Amsterdam is het jeanscentrum van de wereld. Logisch dat er een opleiding komt die zich geheel richt op de ambachtelijke kant van denim.
Toen Dwight Breton van Groll (24) hoorde dat er in september 2012 een Jean School (inderdaad, jean zonder s) zou worden geopend in Amsterdam, twijfelde hij geen moment. ‘Ik vind denim de meest fantastische stof die er is. Je kunt er alles mee maken en het oogt altijd stoer,’ zegt Breton van Groll. Hij behoort met zestien medestudenten tot de eerste lichting van de nieuwe mbo-opleiding. In drie jaar worden de studenten opgeleid tot denim developer. Ze volgen vakken als ontwerpen, patroontekenen, naaien, pasvormen maken en wassen.

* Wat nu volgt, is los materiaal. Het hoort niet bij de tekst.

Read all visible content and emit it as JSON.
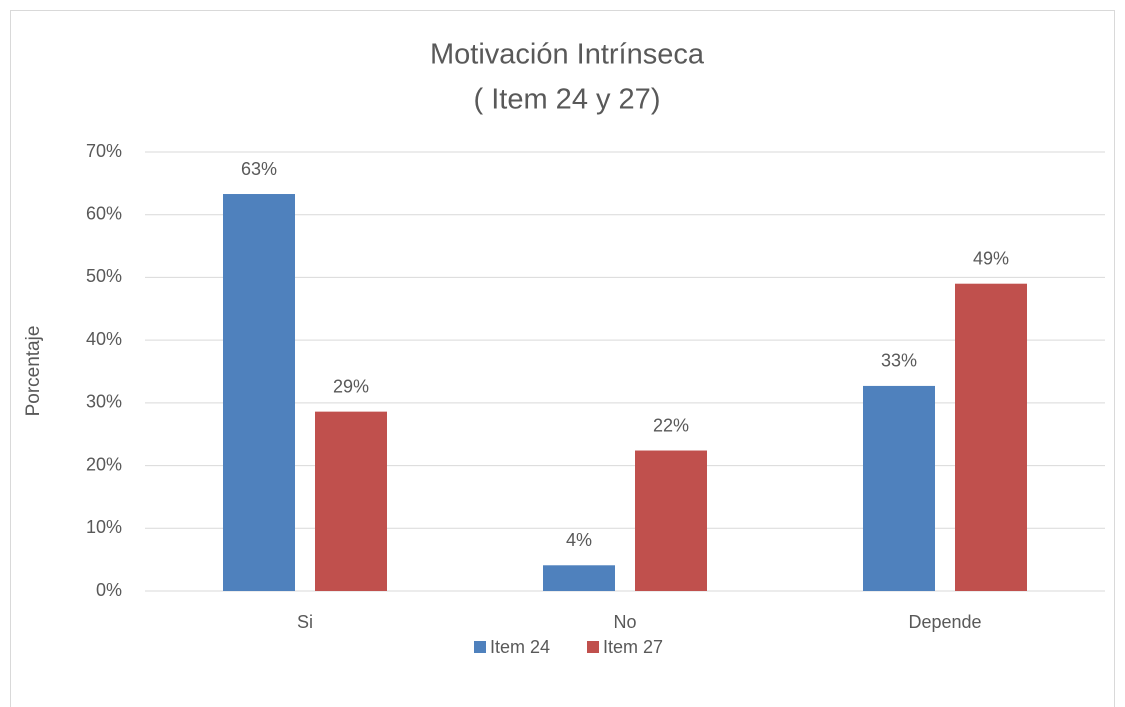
{
  "chart_data": {
    "type": "bar",
    "title": "Motivación Intrínseca",
    "subtitle": "( Item 24 y 27)",
    "y_label": "Porcentaje",
    "categories": [
      "Si",
      "No",
      "Depende"
    ],
    "series": [
      {
        "name": "Item 24",
        "color": "#4f81bd",
        "values": [
          63.3,
          4.1,
          32.7
        ],
        "value_labels": [
          "63%",
          "4%",
          "33%"
        ]
      },
      {
        "name": "Item 27",
        "color": "#c0504d",
        "values": [
          28.6,
          22.4,
          49
        ],
        "value_labels": [
          "29%",
          "22%",
          "49%"
        ]
      }
    ],
    "ylim": [
      0,
      70
    ],
    "yticks": [
      {
        "value": 0,
        "label": "0%"
      },
      {
        "value": 10,
        "label": "10%"
      },
      {
        "value": 20,
        "label": "20%"
      },
      {
        "value": 30,
        "label": "30%"
      },
      {
        "value": 40,
        "label": "40%"
      },
      {
        "value": 50,
        "label": "50%"
      },
      {
        "value": 60,
        "label": "60%"
      },
      {
        "value": 70,
        "label": "70%"
      }
    ],
    "grid": true,
    "legend": "bottom"
  }
}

De Jean School speelt in op een behoefte van de denim-industrie. Die is in Amsterdam sterk vertegenwoordigd met merken als G-Star, Scotch & Soda, Kings of Indigo en Hilfiger Denim. Volgens initiatiefnemer James Veenhoff (40) bedraagt de omzet aan jeansgerelateerde mode in Amsterdam ruim 3 miljard euro. ‘De jeansindustrie zit te springen om vakmensen. Nu halen de bedrijven die vaak uit het buitenland of ze leiden ze intern op,’ zegt Veenhoff. Tony Tonnaer (44), eigenaar van het Nederlandse jeansmerk Kings of Indigo, beaamt dat technisch geschoold personeel schaars is: ‘Ik ben altijd op zoek naar vakmensen die patronen en proefmonsters kunnen maken en die de productiebedrijven in Turkije en Tunesië kunnen aansturen waarmee we samenwerken.’
Afgestudeerden van andere modeopleidingen in Nederland zijn vooral opgeleid voor het hogere segment van de mode. Zij beschikken niet over de technische vaardigheden die nodig zijn om jeans te maken. Bij de Jean School ligt de nadruk daarom op technieken als stone washing en zandstralen. ‘We willen voorkomen dat het ambacht verloren gaat,’ zegt Veenhoff. ‘Werken met denim is een vak apart.’ Steeds meer opleidingen ontstaan uit de behoefte aan vakmensen. De Jean School past daarmee in een bredere trend: het opnieuw waarderen van het ambacht.